Sites used • High number of analyses to be carried out. • SW LDZ data used • Within the timescales of the project this data was most readily available • Sample of 13 sites taken: • Good correlation of results in sample. • Data cleaned to remove zeros and outliers.
Analysis of Data • Each site within the LDZ is potentially unique. • Some common themes present across all/majority sites: • Strong relationship between inlet pressure and inlet (post-heater) temperature. • In other cases the relationship varies considerably from site to site. • E.g. between flow and inlet pressure or outlet pressure • The analysis was carried out on a site-by-site basis.
Analysis of Data • For any given site the data is seasonal. • Particular differences present between winter and summer operation. • Pre-heating is only used during the winter months. • For this reason, the data was split by quarter: • Jan-Mar, Apr-Jun, Jul-Sep, Oct-Dec • Analysis carried out separately for each • Four sets of relationships. • Sufficient data to construct robust relationships.
Analysis of Data • Each of these inputs is potentially related to the others. • For each site and each quarter; • Full analysis of the relationship of each input variable with every other input variable. • Matrix of correlations. • Ground Temperature not included – limited dataset. • Ground temperature provided as monthly average, other data inputs are hourly.
Range of Inputs • Calculate the likely range of each input in order to assess how much to vary it to reflect the limits of standard operation. • Calculated as: • Mean ± 1.96 x Standard Deviation • Represents the points between which 95% of the distribution lie.
Fixed Range • To illustrate the sensitivity of the equation each input has also been varied by a fixed amount • These were set at the mean plus and minus 10%. • Represents the reaction of the equation to a fixed shift in inputs.
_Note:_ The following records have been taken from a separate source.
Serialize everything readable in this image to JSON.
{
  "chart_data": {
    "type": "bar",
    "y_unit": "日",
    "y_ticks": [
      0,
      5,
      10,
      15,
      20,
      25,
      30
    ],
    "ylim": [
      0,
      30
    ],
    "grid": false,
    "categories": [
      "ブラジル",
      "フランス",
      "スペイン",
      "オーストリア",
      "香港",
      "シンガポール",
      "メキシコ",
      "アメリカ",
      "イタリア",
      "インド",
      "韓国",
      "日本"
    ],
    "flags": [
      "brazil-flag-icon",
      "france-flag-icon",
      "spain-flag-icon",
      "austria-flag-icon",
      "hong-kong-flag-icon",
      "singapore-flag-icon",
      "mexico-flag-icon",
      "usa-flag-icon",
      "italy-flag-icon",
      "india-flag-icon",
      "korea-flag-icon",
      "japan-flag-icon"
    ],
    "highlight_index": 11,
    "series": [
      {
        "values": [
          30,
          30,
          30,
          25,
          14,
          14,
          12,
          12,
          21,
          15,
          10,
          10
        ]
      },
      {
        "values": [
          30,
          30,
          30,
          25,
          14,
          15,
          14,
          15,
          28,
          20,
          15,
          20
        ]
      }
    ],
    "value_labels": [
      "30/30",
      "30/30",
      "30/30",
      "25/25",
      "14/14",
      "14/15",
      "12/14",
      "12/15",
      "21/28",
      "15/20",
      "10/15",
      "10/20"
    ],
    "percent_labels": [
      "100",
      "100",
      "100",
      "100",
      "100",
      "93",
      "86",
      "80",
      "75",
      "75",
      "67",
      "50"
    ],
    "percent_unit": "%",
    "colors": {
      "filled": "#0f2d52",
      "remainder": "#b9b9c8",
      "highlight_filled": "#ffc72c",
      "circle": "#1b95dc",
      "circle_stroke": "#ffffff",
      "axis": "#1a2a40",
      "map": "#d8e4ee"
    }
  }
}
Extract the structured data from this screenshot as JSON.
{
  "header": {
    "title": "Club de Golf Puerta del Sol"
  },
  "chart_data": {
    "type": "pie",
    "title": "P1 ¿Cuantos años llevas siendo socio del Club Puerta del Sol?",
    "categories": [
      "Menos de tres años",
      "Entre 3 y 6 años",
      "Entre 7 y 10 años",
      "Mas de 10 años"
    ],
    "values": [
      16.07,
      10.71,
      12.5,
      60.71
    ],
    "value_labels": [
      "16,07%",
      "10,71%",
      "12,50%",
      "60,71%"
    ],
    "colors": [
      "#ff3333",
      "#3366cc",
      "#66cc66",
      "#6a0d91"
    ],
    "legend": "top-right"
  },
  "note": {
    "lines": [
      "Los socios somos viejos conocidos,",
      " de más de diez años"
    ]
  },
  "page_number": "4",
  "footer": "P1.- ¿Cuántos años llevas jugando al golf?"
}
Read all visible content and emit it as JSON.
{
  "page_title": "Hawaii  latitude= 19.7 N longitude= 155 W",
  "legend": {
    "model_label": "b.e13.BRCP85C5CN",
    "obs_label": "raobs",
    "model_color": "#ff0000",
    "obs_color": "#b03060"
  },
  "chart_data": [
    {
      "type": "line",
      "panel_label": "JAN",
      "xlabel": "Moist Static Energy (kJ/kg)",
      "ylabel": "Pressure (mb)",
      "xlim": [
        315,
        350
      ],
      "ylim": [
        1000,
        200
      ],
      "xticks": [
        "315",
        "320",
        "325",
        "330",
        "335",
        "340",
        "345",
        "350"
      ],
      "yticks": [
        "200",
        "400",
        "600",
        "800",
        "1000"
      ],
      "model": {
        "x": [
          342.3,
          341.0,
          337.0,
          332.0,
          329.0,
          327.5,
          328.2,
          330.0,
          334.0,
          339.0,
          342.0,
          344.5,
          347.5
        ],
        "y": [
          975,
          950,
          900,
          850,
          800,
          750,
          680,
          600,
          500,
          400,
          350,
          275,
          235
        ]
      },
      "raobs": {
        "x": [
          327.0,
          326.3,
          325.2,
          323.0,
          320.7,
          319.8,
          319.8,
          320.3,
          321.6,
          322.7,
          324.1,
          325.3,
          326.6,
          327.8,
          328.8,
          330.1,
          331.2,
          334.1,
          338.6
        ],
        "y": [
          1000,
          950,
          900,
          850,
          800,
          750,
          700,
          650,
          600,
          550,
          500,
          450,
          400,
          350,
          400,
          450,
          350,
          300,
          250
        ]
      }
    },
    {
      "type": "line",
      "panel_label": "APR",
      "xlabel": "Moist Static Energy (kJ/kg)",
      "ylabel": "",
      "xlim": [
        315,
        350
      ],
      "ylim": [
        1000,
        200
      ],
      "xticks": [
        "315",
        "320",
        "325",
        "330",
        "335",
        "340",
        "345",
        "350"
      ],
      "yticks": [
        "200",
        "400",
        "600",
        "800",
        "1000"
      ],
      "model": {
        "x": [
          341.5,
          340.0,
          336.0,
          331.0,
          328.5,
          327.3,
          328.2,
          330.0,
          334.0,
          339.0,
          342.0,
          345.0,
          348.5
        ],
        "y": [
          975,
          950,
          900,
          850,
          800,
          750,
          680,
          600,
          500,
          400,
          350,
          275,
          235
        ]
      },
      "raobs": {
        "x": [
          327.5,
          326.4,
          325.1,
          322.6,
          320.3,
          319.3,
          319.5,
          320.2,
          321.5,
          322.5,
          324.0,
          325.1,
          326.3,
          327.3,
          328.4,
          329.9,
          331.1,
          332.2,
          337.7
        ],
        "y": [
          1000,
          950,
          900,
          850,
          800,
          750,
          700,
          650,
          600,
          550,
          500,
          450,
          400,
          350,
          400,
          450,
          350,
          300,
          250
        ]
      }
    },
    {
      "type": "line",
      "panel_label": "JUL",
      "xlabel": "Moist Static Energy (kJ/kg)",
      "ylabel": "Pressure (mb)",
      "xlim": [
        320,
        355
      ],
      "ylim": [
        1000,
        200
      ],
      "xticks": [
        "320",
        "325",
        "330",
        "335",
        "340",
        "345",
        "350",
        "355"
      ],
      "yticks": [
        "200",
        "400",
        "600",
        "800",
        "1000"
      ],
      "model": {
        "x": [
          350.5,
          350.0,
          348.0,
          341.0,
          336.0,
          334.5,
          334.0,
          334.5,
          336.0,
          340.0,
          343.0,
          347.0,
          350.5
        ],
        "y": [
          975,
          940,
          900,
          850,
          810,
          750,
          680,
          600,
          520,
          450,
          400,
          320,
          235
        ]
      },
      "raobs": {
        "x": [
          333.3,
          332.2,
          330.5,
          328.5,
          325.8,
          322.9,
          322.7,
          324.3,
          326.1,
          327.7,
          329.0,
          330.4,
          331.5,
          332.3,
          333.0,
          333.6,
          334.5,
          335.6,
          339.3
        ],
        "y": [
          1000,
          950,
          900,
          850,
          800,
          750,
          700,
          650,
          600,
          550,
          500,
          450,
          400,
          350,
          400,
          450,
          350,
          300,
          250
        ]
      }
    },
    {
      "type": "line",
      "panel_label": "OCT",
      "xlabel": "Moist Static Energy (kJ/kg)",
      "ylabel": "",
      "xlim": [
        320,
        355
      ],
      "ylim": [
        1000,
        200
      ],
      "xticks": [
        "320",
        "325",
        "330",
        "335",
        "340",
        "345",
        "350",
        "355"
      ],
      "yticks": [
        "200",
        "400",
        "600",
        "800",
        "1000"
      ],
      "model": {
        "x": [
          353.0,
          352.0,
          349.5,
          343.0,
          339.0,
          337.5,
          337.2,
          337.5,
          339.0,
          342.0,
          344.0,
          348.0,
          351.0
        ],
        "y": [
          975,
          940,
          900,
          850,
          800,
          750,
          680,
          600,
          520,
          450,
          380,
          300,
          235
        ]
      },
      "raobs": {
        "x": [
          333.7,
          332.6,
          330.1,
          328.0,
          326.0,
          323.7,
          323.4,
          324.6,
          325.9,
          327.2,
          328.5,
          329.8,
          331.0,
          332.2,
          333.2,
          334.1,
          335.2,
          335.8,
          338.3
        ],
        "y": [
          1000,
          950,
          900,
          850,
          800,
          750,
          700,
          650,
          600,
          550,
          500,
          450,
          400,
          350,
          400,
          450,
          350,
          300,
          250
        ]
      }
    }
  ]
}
Summary of analysis • Sensitivity analysis was carried out, • For each site and quarter • First calculating the energy consumption under mean conditions for that quarter. • Each variable adjusted to its full set of limits • Low and high 95% distribution points, • Low and high 10% absolute points • Record the change in energy consumption. • Calculations were carried out twice for each site/quarter, • With correlations taken into account since operationally a change in one variable is related to changes in others. • With correlations ignored. • This creates a set of four different conditions
Results Sets • Vary inputs to 95% distribution points with correlations off • Vary inputs to 95% distribution points with correlations on • Vary inputs to 10% absolute points with correlations off • Vary inputs to 10% absolute points with correlations on
95% distribution points Correlations off • Low is the % reduction in energy consumption from the calculated average consumption • High is the % increase in energy consumption from the calculated average consumption • Range is the magnitude of the change in energy consumption • Scaled rating is the relative strength of each parameter compared to the one with the biggest impact
95% distribution points Correlations off Correlations on
10% absolute points Correlations off Correlations on
OUG Indicative Impact 10% distribution points Correlations off
OUG Indicative Impact 10% distribution points Correlations off
Conclusions • F1 does not impact OUG%. • T1 has minimal impact. • P1 and P5 are associated with the operation of the network. • These are unlikely to change significantly, e.g. an outlet pressure is unlikely to change unless a main is up-rated. • GT – any change would have an impact. • Given climate change, this is most likely to be upwards and therefore a reduction in OUG% is the most likely result. • E – Has a direct % impact on OUG%. Currently assumed at 50%, earlier reports set this between 53-69%.